Tonga’s single-chamber parliament is made up of 17 people’s representatives and nine noble representatives. The November 2014 election was only the second election where commoners have held a majority of seats in the parliament. This new system was implemented in 2010 as part of a series of democratic reforms. Prior to 2010, the Tongan parliament had an equal number of people’s representatives and noble representatives, each with nine seats.
The new system empowers members of parliament to nominate who the king should appoint as prime minister. After the November 2014 election results were in, the parliament elected Samuela ‘Akilisi Pohiva, a veteran campaigner for democracy, who was officially appointed by King Tupou VI. As one of the people’s representatives, Pohiva is the first democratically elected prime minister in Tonga’s history.
One of the major concerns about the Tongan election was that even though a record number of women candidates ran for office, none were successfully elected.
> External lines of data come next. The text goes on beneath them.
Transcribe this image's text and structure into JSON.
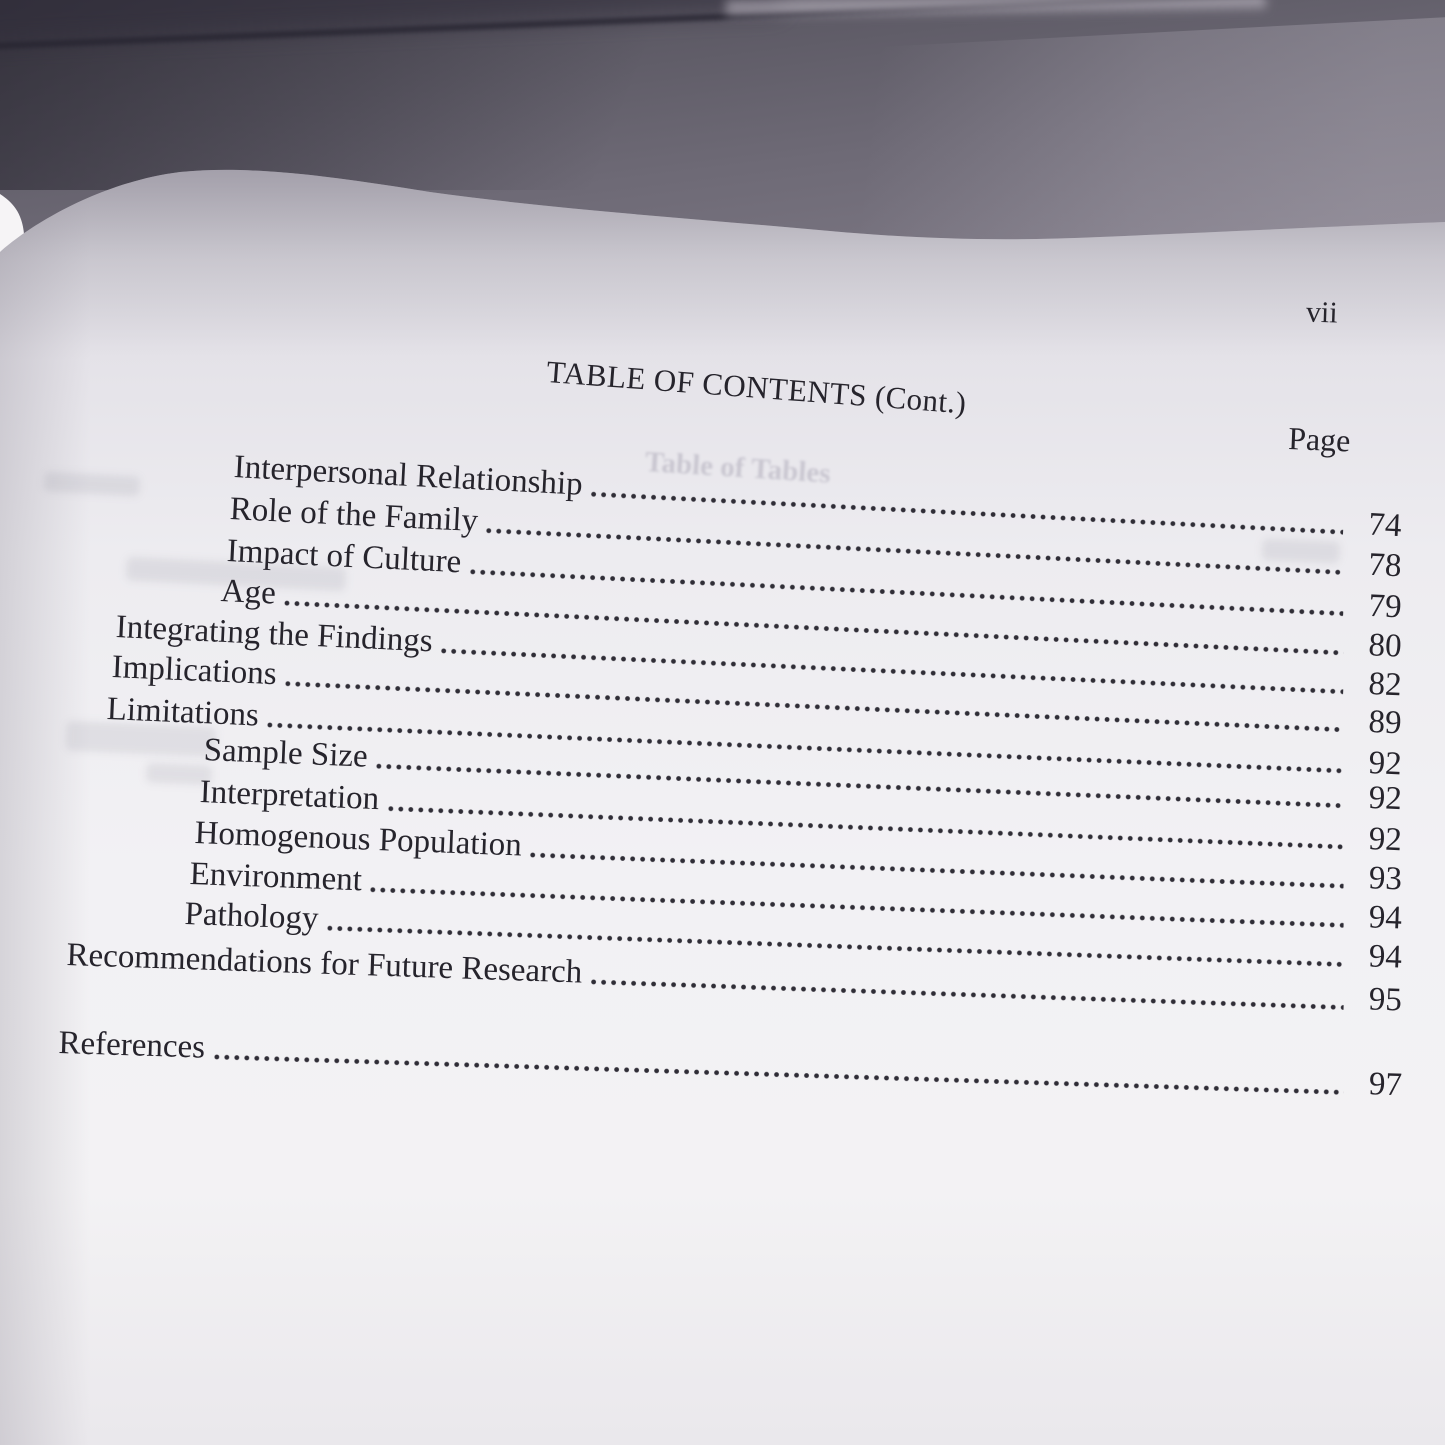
{
  "page": {
    "folio": "vii",
    "title": "TABLE OF CONTENTS (Cont.)",
    "column_header": "Page",
    "ghost_showthrough_text": "Table of Tables"
  },
  "toc": {
    "entries": [
      {
        "label": "Interpersonal Relationship",
        "page": "74",
        "indent": 2
      },
      {
        "label": "Role of the Family",
        "page": "78",
        "indent": 2
      },
      {
        "label": "Impact of Culture",
        "page": "79",
        "indent": 2
      },
      {
        "label": "Age",
        "page": "80",
        "indent": 2
      },
      {
        "label": "Integrating the Findings",
        "page": "82",
        "indent": 1
      },
      {
        "label": "Implications",
        "page": "89",
        "indent": 1
      },
      {
        "label": "Limitations",
        "page": "92",
        "indent": 1
      },
      {
        "label": "Sample Size",
        "page": "92",
        "indent": 2
      },
      {
        "label": "Interpretation",
        "page": "92",
        "indent": 2
      },
      {
        "label": "Homogenous Population",
        "page": "93",
        "indent": 2
      },
      {
        "label": "Environment",
        "page": "94",
        "indent": 2
      },
      {
        "label": "Pathology",
        "page": "94",
        "indent": 2
      },
      {
        "label": "Recommendations for Future Research",
        "page": "95",
        "indent": 0
      },
      {
        "label": "References",
        "page": "97",
        "indent": 0
      }
    ]
  },
  "colors": {
    "ink": "#26242c",
    "paper": "#f2f1f4",
    "backdrop_top": "#4f4c57",
    "backdrop_bottom": "#aaa5af",
    "leader_dot": "#2f2d36"
  }
}
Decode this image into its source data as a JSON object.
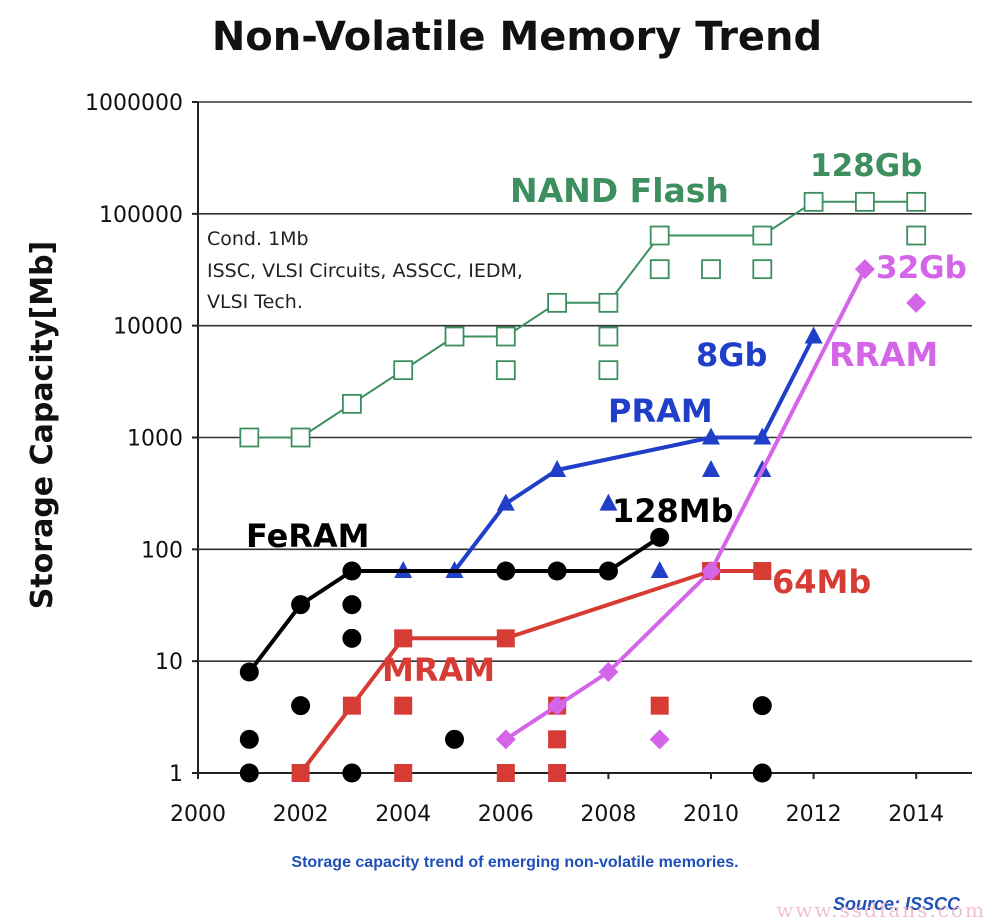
{
  "title": "Non-Volatile Memory Trend",
  "chart_data": {
    "type": "scatter",
    "title": "Non-Volatile Memory Trend",
    "xlabel": "",
    "ylabel": "Storage Capacity[Mb]",
    "y_scale": "log",
    "xlim": [
      2000,
      2015
    ],
    "ylim": [
      1,
      1000000
    ],
    "x_ticks": [
      "2000",
      "2002",
      "2004",
      "2006",
      "2008",
      "2010",
      "2012",
      "2014"
    ],
    "y_ticks": [
      "1",
      "10",
      "100",
      "1000",
      "10000",
      "100000",
      "1000000"
    ],
    "grid": "horizontal",
    "annotation": [
      "Cond. 1Mb",
      "ISSC, VLSI Circuits, ASSCC, IEDM,",
      "VLSI Tech."
    ],
    "series": [
      {
        "name": "NAND Flash",
        "color": "#3d8f5f",
        "marker": "open-square",
        "trend": [
          [
            2001,
            1000
          ],
          [
            2002,
            1000
          ],
          [
            2003,
            2000
          ],
          [
            2004,
            4000
          ],
          [
            2005,
            8000
          ],
          [
            2006,
            8000
          ],
          [
            2007,
            16000
          ],
          [
            2008,
            16000
          ],
          [
            2009,
            64000
          ],
          [
            2011,
            64000
          ],
          [
            2012,
            128000
          ],
          [
            2014,
            128000
          ]
        ],
        "points": [
          [
            2001,
            1000
          ],
          [
            2002,
            1000
          ],
          [
            2003,
            2000
          ],
          [
            2004,
            4000
          ],
          [
            2005,
            8000
          ],
          [
            2006,
            8000
          ],
          [
            2006,
            4000
          ],
          [
            2007,
            16000
          ],
          [
            2008,
            16000
          ],
          [
            2008,
            8000
          ],
          [
            2008,
            4000
          ],
          [
            2009,
            64000
          ],
          [
            2009,
            32000
          ],
          [
            2010,
            32000
          ],
          [
            2011,
            64000
          ],
          [
            2011,
            32000
          ],
          [
            2012,
            128000
          ],
          [
            2013,
            128000
          ],
          [
            2014,
            128000
          ],
          [
            2014,
            64000
          ]
        ],
        "end_label": "128Gb"
      },
      {
        "name": "PRAM",
        "color": "#1f3fc8",
        "marker": "triangle",
        "trend": [
          [
            2005,
            64
          ],
          [
            2006,
            256
          ],
          [
            2007,
            512
          ],
          [
            2010,
            1000
          ],
          [
            2011,
            1000
          ],
          [
            2012,
            8000
          ]
        ],
        "points": [
          [
            2004,
            64
          ],
          [
            2005,
            64
          ],
          [
            2006,
            256
          ],
          [
            2007,
            512
          ],
          [
            2008,
            256
          ],
          [
            2009,
            64
          ],
          [
            2010,
            1000
          ],
          [
            2010,
            512
          ],
          [
            2011,
            1000
          ],
          [
            2011,
            512
          ],
          [
            2012,
            8000
          ]
        ],
        "end_label": "8Gb"
      },
      {
        "name": "FeRAM",
        "color": "#000000",
        "marker": "circle",
        "trend": [
          [
            2001,
            8
          ],
          [
            2002,
            32
          ],
          [
            2003,
            64
          ],
          [
            2008,
            64
          ],
          [
            2009,
            128
          ]
        ],
        "points": [
          [
            2001,
            8
          ],
          [
            2001,
            2
          ],
          [
            2001,
            1
          ],
          [
            2002,
            32
          ],
          [
            2002,
            4
          ],
          [
            2003,
            64
          ],
          [
            2003,
            32
          ],
          [
            2003,
            16
          ],
          [
            2003,
            1
          ],
          [
            2005,
            2
          ],
          [
            2006,
            64
          ],
          [
            2007,
            64
          ],
          [
            2008,
            64
          ],
          [
            2009,
            128
          ],
          [
            2011,
            4
          ],
          [
            2011,
            1
          ]
        ],
        "end_label": "128Mb"
      },
      {
        "name": "MRAM",
        "color": "#d63c34",
        "marker": "square",
        "trend": [
          [
            2002,
            1
          ],
          [
            2003,
            4
          ],
          [
            2004,
            16
          ],
          [
            2006,
            16
          ],
          [
            2010,
            64
          ],
          [
            2011,
            64
          ]
        ],
        "points": [
          [
            2002,
            1
          ],
          [
            2003,
            4
          ],
          [
            2004,
            16
          ],
          [
            2004,
            4
          ],
          [
            2004,
            1
          ],
          [
            2006,
            16
          ],
          [
            2006,
            1
          ],
          [
            2007,
            4
          ],
          [
            2007,
            2
          ],
          [
            2007,
            1
          ],
          [
            2009,
            4
          ],
          [
            2010,
            64
          ],
          [
            2011,
            64
          ]
        ],
        "end_label": "64Mb"
      },
      {
        "name": "RRAM",
        "color": "#d465e8",
        "marker": "diamond",
        "trend": [
          [
            2006,
            2
          ],
          [
            2007,
            4
          ],
          [
            2008,
            8
          ],
          [
            2010,
            64
          ],
          [
            2013,
            32000
          ]
        ],
        "points": [
          [
            2006,
            2
          ],
          [
            2007,
            4
          ],
          [
            2008,
            8
          ],
          [
            2009,
            2
          ],
          [
            2010,
            64
          ],
          [
            2013,
            32000
          ],
          [
            2014,
            16000
          ]
        ],
        "end_label": "32Gb"
      }
    ]
  },
  "caption": "Storage capacity trend of emerging non-volatile memories.",
  "source": "Source: ISSCC",
  "watermark": "www.ssdfans.com"
}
There is a provision in Tongan law that allows the prime minister to select up to two members of the 12 member Cabinet from outside parliament. This provision could have been used to ensure there was at least one woman in the government. But Pohiva has long opposed the idea that a non-elected person could be given a ministerial post over someone who was elected. It was therefore no surprise that he resisted calls to appoint a woman to the Cabinet in this manner.
The next few months will be a period of steep learning for the new prime minister and his cabinet, most of whom have not held ministerial posts before. Pohiva’s first speech highlighted a desire to start making changes from the inside the government first and then ‘out to the nation’.
Some of the very first decisions Pohiva has made have involved making cuts to what he considers to be the excessive expenditure of ministers and senior government officials. But Pohiva will need to do much more than make token cuts.
Tonga faces a number of significant economic problems such as high youth unemployment, low savings rates, and a heavy reliance on remittances andoverseas aid, which cannot be fixed by token cuts.
One positive for the Pohiva government is that, according to the Asian Development Bank, Tonga’s economy expanded by 1.5 per cent in 2014 and is expected to grow further in 2015. This will help finance much needed programs.
Pohiva has indicated that improving public services, which he described as currently having an ‘appalling’ reputation representing ‘waywardness’, will be a top priority.
The Pohiva government will also need to continue rebuilding much of the infrastructure of the Ha’apai group of islands, which were hit by a major cyclone in early 2014, leaving almost US$50 million in damage and over 2300 people homeless.
The recent Tongan elections mark a landmark step towards democracy for the island nation, but the new government will be tested as it attempts to tackle the nation’s major economic challenges in the coming months.